1949: Kastler and Brossel develop the first optical pumping and the first population inversion. By 1950, the first MASERs appear (Microwave Amplification by Stimulated Emission Radiation), devices that are capable of amplifying an electromagnetic wave in the microwave region (Weber, Townes and Basov).
1954: The first MASER is built (an ammonia maser with a 13 mm wavelength). The electromagnetic wave is confined in three dimensions by a “box” and is reflected off its sides. However, this is still in the microwave rather than the optical domain. In fact, scientists at the time thought it was impossible to make an optical laser because the cavity would have to be incredibly small (of the order of magnitude of a wavelength i.e. only tens of μm at the most!).
1958: Schawlow and Townes decide to use an open Fabry-Pérot cavity for their experiments. The idea is to confine the electromagnetic field like in a closed box but in only one dimension: the main axis of light propagation in the cavity. This means that only certain specific electromagnetic waves are amplified, but the resulting beam is much more powerful than when using a closed cavity.
16th May 1960: Maiman demonstrates the first ever optical laser effect. The amplifying medium is a ruby, the crystal most used in early lasers because it was already well known from its application in MASERs. This is a pulsed operation laser with a wavelength of 694.3 nm.

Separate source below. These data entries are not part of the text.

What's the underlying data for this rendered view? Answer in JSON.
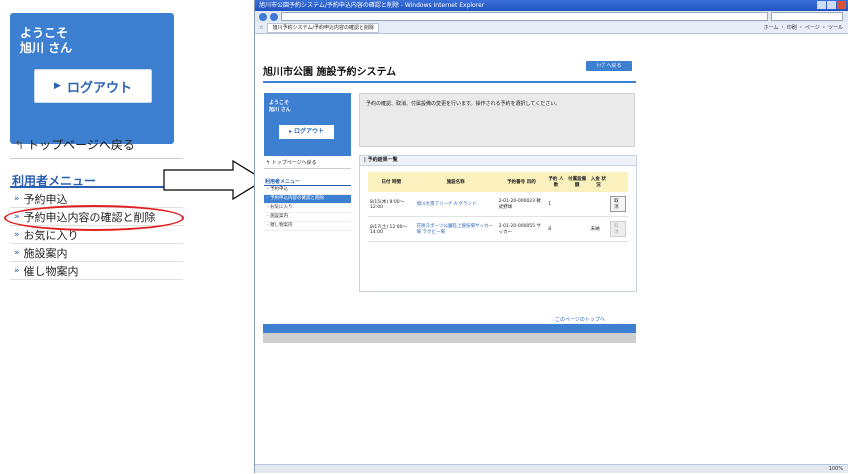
{
  "left_panel": {
    "welcome_line1": "ようこそ",
    "welcome_line2": "旭川 さん",
    "logout_label": "ログアウト",
    "back_to_top": "トップページへ戻る",
    "menu_title": "利用者メニュー",
    "menu_items": [
      {
        "label": "予約申込"
      },
      {
        "label": "予約申込内容の確認と削除"
      },
      {
        "label": "お気に入り"
      },
      {
        "label": "施設案内"
      },
      {
        "label": "催し物案内"
      }
    ]
  },
  "browser": {
    "window_title": "旭川市公園予約システム/予約申込内容の確認と削除 - Windows Internet Explorer",
    "tab_title": "旭川予約システム/予約申込内容の確認と削除",
    "toolbar_text": "ホーム ・ 印刷 ・ ページ ・ ツール",
    "status_text": "100%"
  },
  "site": {
    "title": "旭川市公園 施設予約システム",
    "top_button": "ﾄｯﾌﾟへ戻る",
    "welcome_line1": "ようこそ",
    "welcome_line2": "旭川 さん",
    "logout_label": "ログアウト",
    "notice": "予約の確認、取消、付属設備の変更を行います。操作される予約を選択してください。",
    "back_to_top": "トップページへ戻る",
    "menu_title": "利用者メニュー",
    "menu_items": [
      "予約申込",
      "予約申込内容の確認と削除",
      "お気に入り",
      "施設案内",
      "催し物案内"
    ],
    "result_title": "予約結果一覧",
    "table_headers": [
      "日付 時間",
      "施設名称",
      "予約番号 目的",
      "予約 人数",
      "付属設備 額",
      "入金 状況",
      ""
    ],
    "rows": [
      {
        "date": "8/15(木) 9:00～ 12:00",
        "facility": "旭川大雪アリーナ A グランド",
        "number": "2-01-20-000023 軟式野球",
        "people": "1",
        "equip": "",
        "payment": "",
        "action": "取消"
      },
      {
        "date": "8/17(土) 12:00～ 14:00",
        "facility": "花咲スポーツ公園陸上競技場サッカー場 ラグビー場",
        "number": "2-01-20-000055 サッカー",
        "people": "8",
        "equip": "",
        "payment": "未納",
        "action": "取消"
      }
    ],
    "page_top_link": "このページのトップへ"
  }
}
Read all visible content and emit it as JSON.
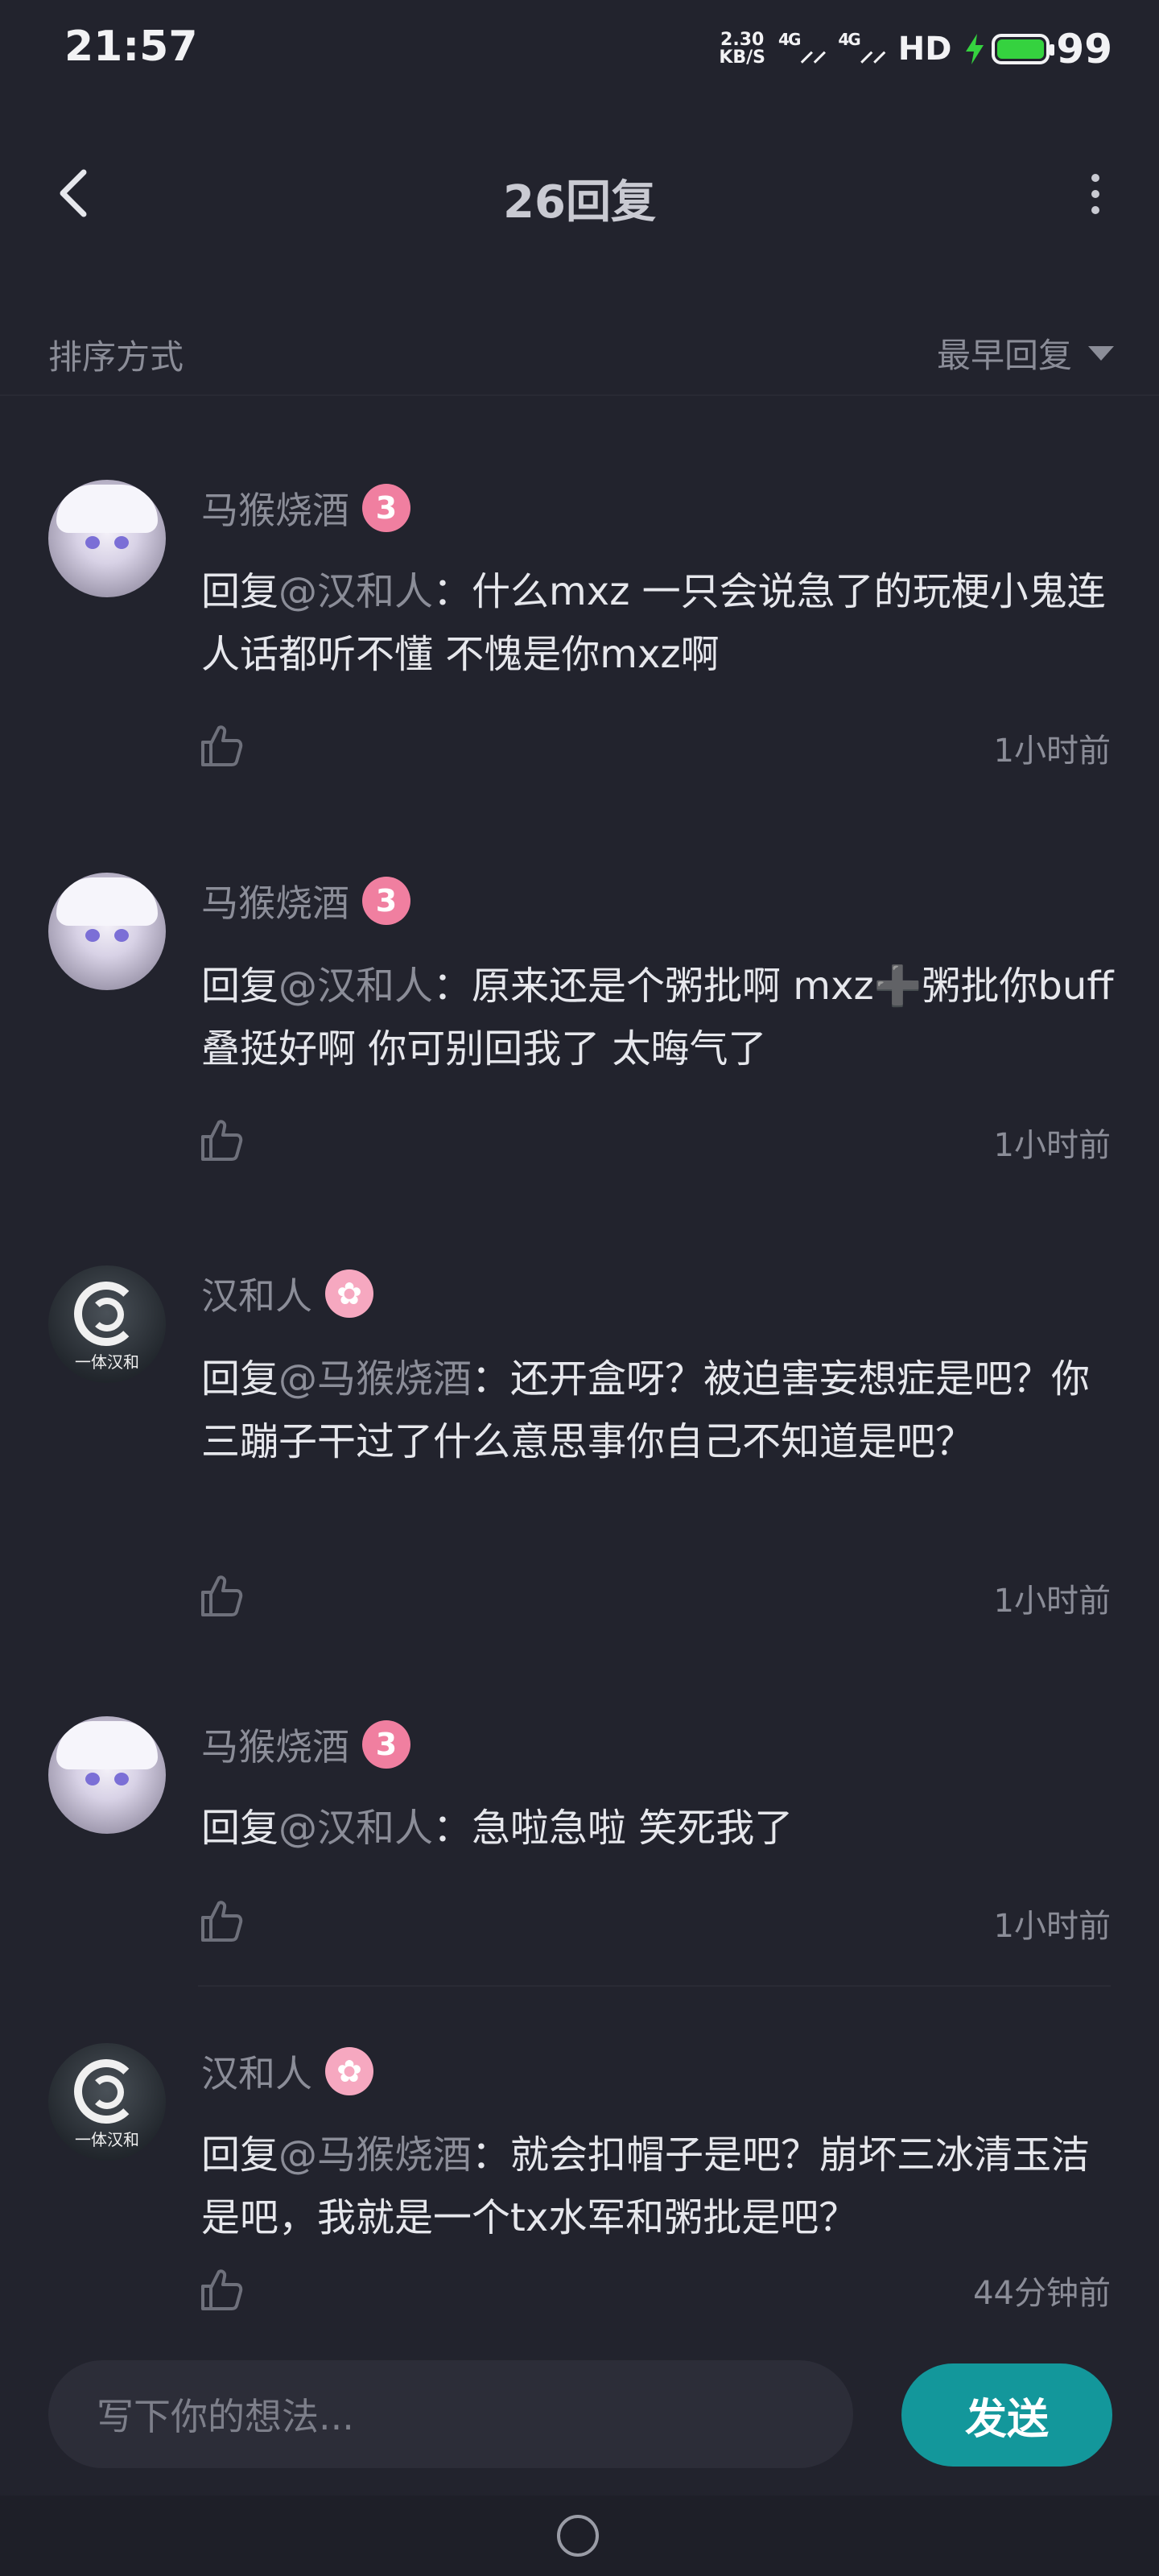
{
  "status_bar": {
    "time": "21:57",
    "net_speed_value": "2.30",
    "net_speed_unit": "KB/S",
    "signal_1": "4G",
    "signal_2": "4G",
    "hd_label": "HD",
    "battery_level": "99"
  },
  "header": {
    "title": "26回复",
    "back_icon": "chevron-left-icon",
    "more_icon": "more-vertical-icon"
  },
  "sort": {
    "label": "排序方式",
    "selected": "最早回复"
  },
  "comments": [
    {
      "username": "马猴烧酒",
      "badge": "3",
      "reply_prefix": "回复",
      "mention": "@汉和人",
      "separator": "：",
      "text": "什么mxz 一只会说急了的玩梗小鬼连人话都听不懂 不愧是你mxz啊",
      "time": "1小时前"
    },
    {
      "username": "马猴烧酒",
      "badge": "3",
      "reply_prefix": "回复",
      "mention": "@汉和人",
      "separator": "：",
      "text": "原来还是个粥批啊 mxz➕粥批你buff叠挺好啊 你可别回我了 太晦气了",
      "time": "1小时前"
    },
    {
      "username": "汉和人",
      "badge": "",
      "reply_prefix": "回复",
      "mention": "@马猴烧酒",
      "separator": "：",
      "text": "还开盒呀？被迫害妄想症是吧？你三蹦子干过了什么意思事你自己不知道是吧？",
      "time": "1小时前",
      "avatar_text": "一体汉和"
    },
    {
      "username": "马猴烧酒",
      "badge": "3",
      "reply_prefix": "回复",
      "mention": "@汉和人",
      "separator": "：",
      "text": "急啦急啦 笑死我了",
      "time": "1小时前"
    },
    {
      "username": "汉和人",
      "badge": "",
      "reply_prefix": "回复",
      "mention": "@马猴烧酒",
      "separator": "：",
      "text": "就会扣帽子是吧？崩坏三冰清玉洁是吧，我就是一个tx水军和粥批是吧？",
      "time": "44分钟前",
      "avatar_text": "一体汉和"
    }
  ],
  "input": {
    "placeholder": "写下你的想法...",
    "send_label": "发送"
  },
  "colors": {
    "background": "#22232d",
    "accent": "#13979b",
    "badge_pink": "#f07fa0"
  }
}
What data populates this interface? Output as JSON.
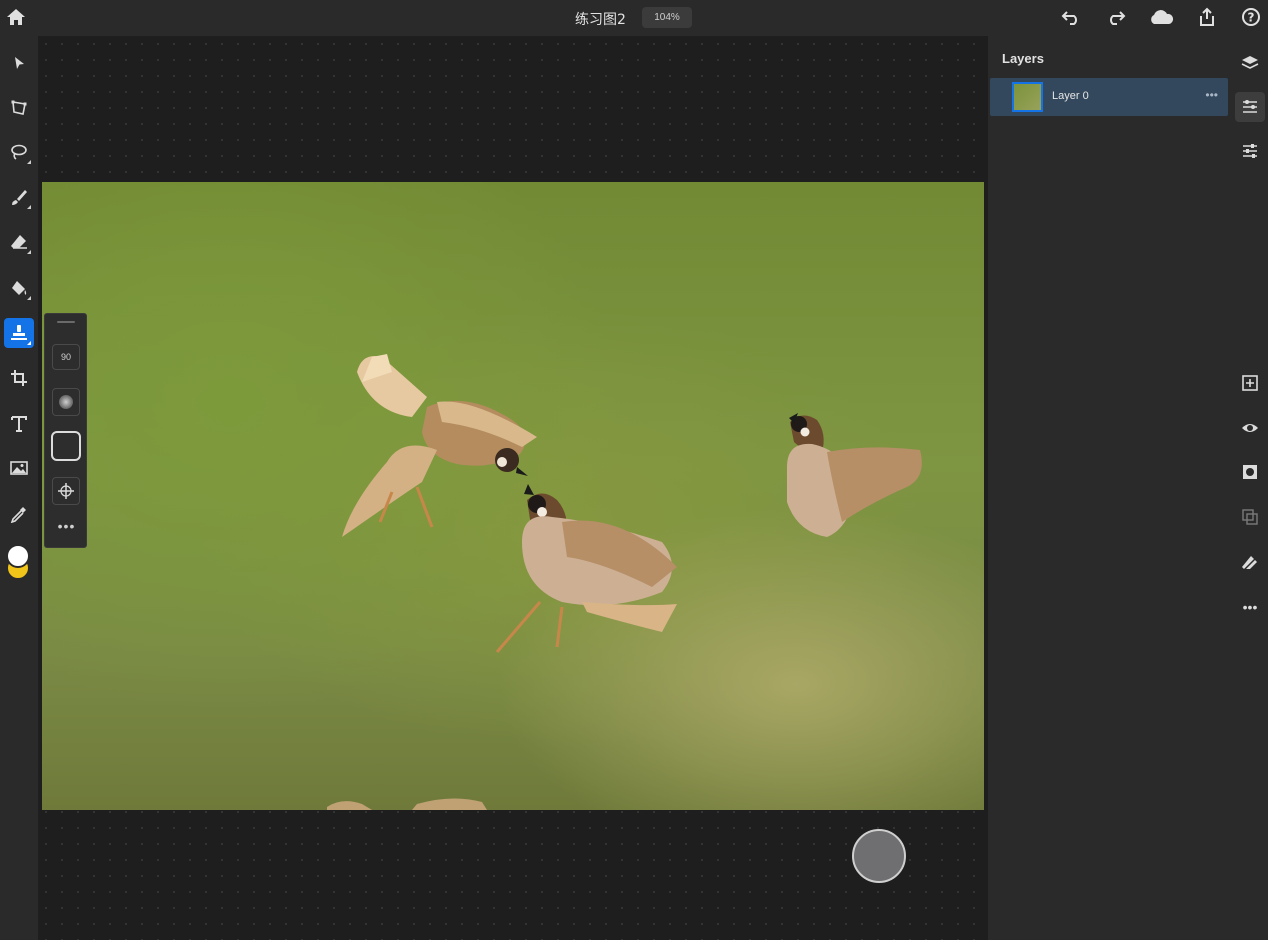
{
  "topbar": {
    "doc_title": "练习图2",
    "zoom": "104%",
    "icons": [
      "home-icon",
      "undo-icon",
      "redo-icon",
      "cloud-icon",
      "share-icon",
      "help-icon"
    ]
  },
  "tools": [
    {
      "name": "select-tool",
      "active": false
    },
    {
      "name": "transform-tool",
      "active": false
    },
    {
      "name": "lasso-tool",
      "active": false
    },
    {
      "name": "brush-tool",
      "active": false
    },
    {
      "name": "eraser-tool",
      "active": false
    },
    {
      "name": "fill-tool",
      "active": false
    },
    {
      "name": "clone-stamp-tool",
      "active": true
    },
    {
      "name": "crop-tool",
      "active": false
    },
    {
      "name": "type-tool",
      "active": false
    },
    {
      "name": "place-image-tool",
      "active": false
    },
    {
      "name": "eyedropper-tool",
      "active": false
    }
  ],
  "colors": {
    "foreground": "#ffffff",
    "background": "#f0c419",
    "accent": "#1473e6"
  },
  "brush_options": {
    "size": "90",
    "more": "•••"
  },
  "layers": {
    "title": "Layers",
    "items": [
      {
        "name": "Layer 0",
        "selected": true
      }
    ]
  },
  "right_rail": {
    "icons": [
      "layers-stack-icon",
      "layer-properties-icon",
      "adjustments-icon",
      "add-layer-icon",
      "visibility-icon",
      "mask-icon",
      "merge-icon",
      "clear-icon",
      "more-icon"
    ]
  }
}
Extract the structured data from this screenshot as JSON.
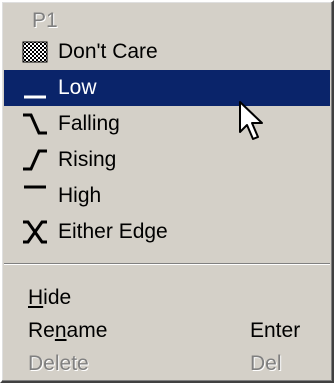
{
  "menu": {
    "header": "P1",
    "items": [
      {
        "label": "Don't Care",
        "icon": "dont-care-hatch-icon",
        "selected": false
      },
      {
        "label": "Low",
        "icon": "low-level-icon",
        "selected": true
      },
      {
        "label": "Falling",
        "icon": "falling-edge-icon",
        "selected": false
      },
      {
        "label": "Rising",
        "icon": "rising-edge-icon",
        "selected": false
      },
      {
        "label": "High",
        "icon": "high-level-icon",
        "selected": false
      },
      {
        "label": "Either Edge",
        "icon": "either-edge-icon",
        "selected": false
      }
    ],
    "commands": [
      {
        "label_u": "H",
        "label_rest": "ide",
        "shortcut": "",
        "disabled": false
      },
      {
        "label_pre": "Re",
        "label_u": "n",
        "label_rest": "ame",
        "shortcut": "Enter",
        "disabled": false
      },
      {
        "label": "Delete",
        "shortcut": "Del",
        "disabled": true
      }
    ]
  },
  "colors": {
    "menu_bg": "#d4d0c8",
    "selection": "#0a246a",
    "disabled_text": "#808080"
  }
}
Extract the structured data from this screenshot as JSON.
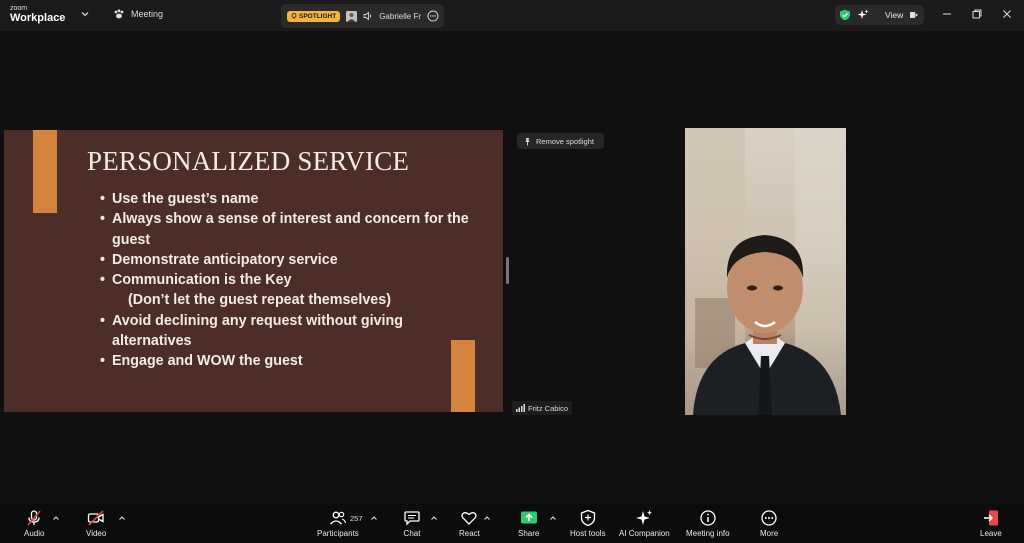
{
  "titlebar": {
    "logo_small": "zoom",
    "logo_big": "Workplace",
    "meeting_label": "Meeting",
    "spotlight_tag": "SPOTLIGHT",
    "speaker_name": "Gabrielle Fr",
    "view_label": "View"
  },
  "stage": {
    "remove_spotlight": "Remove spotlight",
    "participant_name": "Fritz Cabico",
    "slide": {
      "title": "PERSONALIZED SERVICE",
      "bullets": [
        "Use the guest’s name",
        "Always show a sense of interest and concern for the guest",
        "Demonstrate anticipatory service",
        "Communication is the Key",
        "(Don’t let the guest repeat themselves)",
        "Avoid declining any request without giving alternatives",
        "Engage and WOW the guest"
      ]
    }
  },
  "toolbar": {
    "audio": "Audio",
    "video": "Video",
    "participants": "Participants",
    "participants_count": "257",
    "chat": "Chat",
    "react": "React",
    "share": "Share",
    "host_tools": "Host tools",
    "ai_companion": "AI Companion",
    "meeting_info": "Meeting info",
    "more": "More",
    "leave": "Leave"
  },
  "colors": {
    "slide_bg": "#4d2d27",
    "slide_accent": "#d4843e",
    "spotlight_tag": "#f2b43c",
    "share_green": "#2ecc71",
    "mute_red": "#e5484d"
  }
}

1961: Javan, Bennet and Herriot build the first gas helium-neon laser operating continuously at 1.15 . In fact, this laser can emit over a whole range of discrete wavelengths, from green to infrared via orange and red (633 nm).
1962: First red helium-neon laser.
1965: First semiconductor lasers.
1966: First coloured pulsed lasers (red, orange, yellow).
1970: First coloured continuous-wave lasers (red, orange, yellow).
Since the discovery of the first real laser in 1961, many others have been developed each year. Current research is focused on the development of solid state lasers (diode lasers, crystal or amorphous solids doped with active ions, optic fibre lasers) with the aim of obtaining much shorter pulses (the present limit is 4.5 fs or 4.5 10-15 seconds) and much greater power (emissions of about 10 kilowatts are now common).